I still remember when I was young (as young as primary 3) when I did my first practical science test, where i got the only full marks in the whole cohort. Everyone from that day on, knew me as the science whiz.
This continued to secondary school, and slowly as reality bites, you got to work and you got to survive, things have to be sacrificed. My secondary 3 result was the worst, in fact if I'm not wrong, I was second last in the class. I told myself this was a definite no no and by the the preliminary before the 'O's I was the 2nd in class.
Now, why all the braggy talk about school? It's not that was in RI or something. It's more to me like the passion of learning, the spirit of fighting and to achieve.

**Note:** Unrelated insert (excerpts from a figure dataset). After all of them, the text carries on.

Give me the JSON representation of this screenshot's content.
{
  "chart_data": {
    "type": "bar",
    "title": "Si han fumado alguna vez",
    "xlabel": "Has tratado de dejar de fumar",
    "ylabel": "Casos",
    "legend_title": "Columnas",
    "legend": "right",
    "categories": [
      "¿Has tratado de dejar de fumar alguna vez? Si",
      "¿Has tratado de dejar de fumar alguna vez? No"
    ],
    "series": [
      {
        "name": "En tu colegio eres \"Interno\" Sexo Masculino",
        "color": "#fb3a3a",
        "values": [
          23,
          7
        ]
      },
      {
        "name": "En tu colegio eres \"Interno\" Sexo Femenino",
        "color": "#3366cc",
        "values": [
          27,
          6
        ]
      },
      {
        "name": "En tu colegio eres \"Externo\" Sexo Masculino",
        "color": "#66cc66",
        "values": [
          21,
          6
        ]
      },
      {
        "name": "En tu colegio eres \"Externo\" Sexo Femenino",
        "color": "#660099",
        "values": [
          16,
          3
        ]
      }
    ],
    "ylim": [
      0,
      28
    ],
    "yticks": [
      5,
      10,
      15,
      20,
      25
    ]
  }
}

When I aimed for tertiary education, I wasn't the rich kid who could go NAFHA and presue a arts degree or anything. I was only someone who had the money to go for polytechnic. I went for the open houses to see for myself, what was available for me and what suit me most. Initally my first choice was interior design, but due to the fact that you have to present your own design first (which was rather cock, as you're suppose to go there and learn in the first place.), i decided to go for something safe and something that can be fall backed on. MECHATRONICs.
I aim to be a student with good grades, but can I say, my discipline wasn't that well, I skipped classes, slept in class due to tiredness from work. Hence, I failed a module only to regret. It was only then I choose who I am to be with a scholarship to allow me to study full time.
I looked back at myself sometime ago and I saw how 'safe' a route i was covering. I will not be straving, I won't be a bankrupt. However, what are the achievements and dreams that I want for myself? That's where I decided to go and learn something that I wanted to learn. It might not be in the most prestiges school, it might not be of any use in my career, it might just take up all my money and free time that I have in the coming time. This time I know that I am sure.
I'm taking up a Bachelor in Science in Psychology in Informatics now. I already enrolled and I am waiting for my classes to start. I'm ready to face
the challenge to do what I want to do. People ask me what am I going to do with this cert? It might not even be recognized, why waste all the effort to go and study, and you don't get a pay increase.
I just know, IT's FOR MYSELF - a selfish and stubborn statement.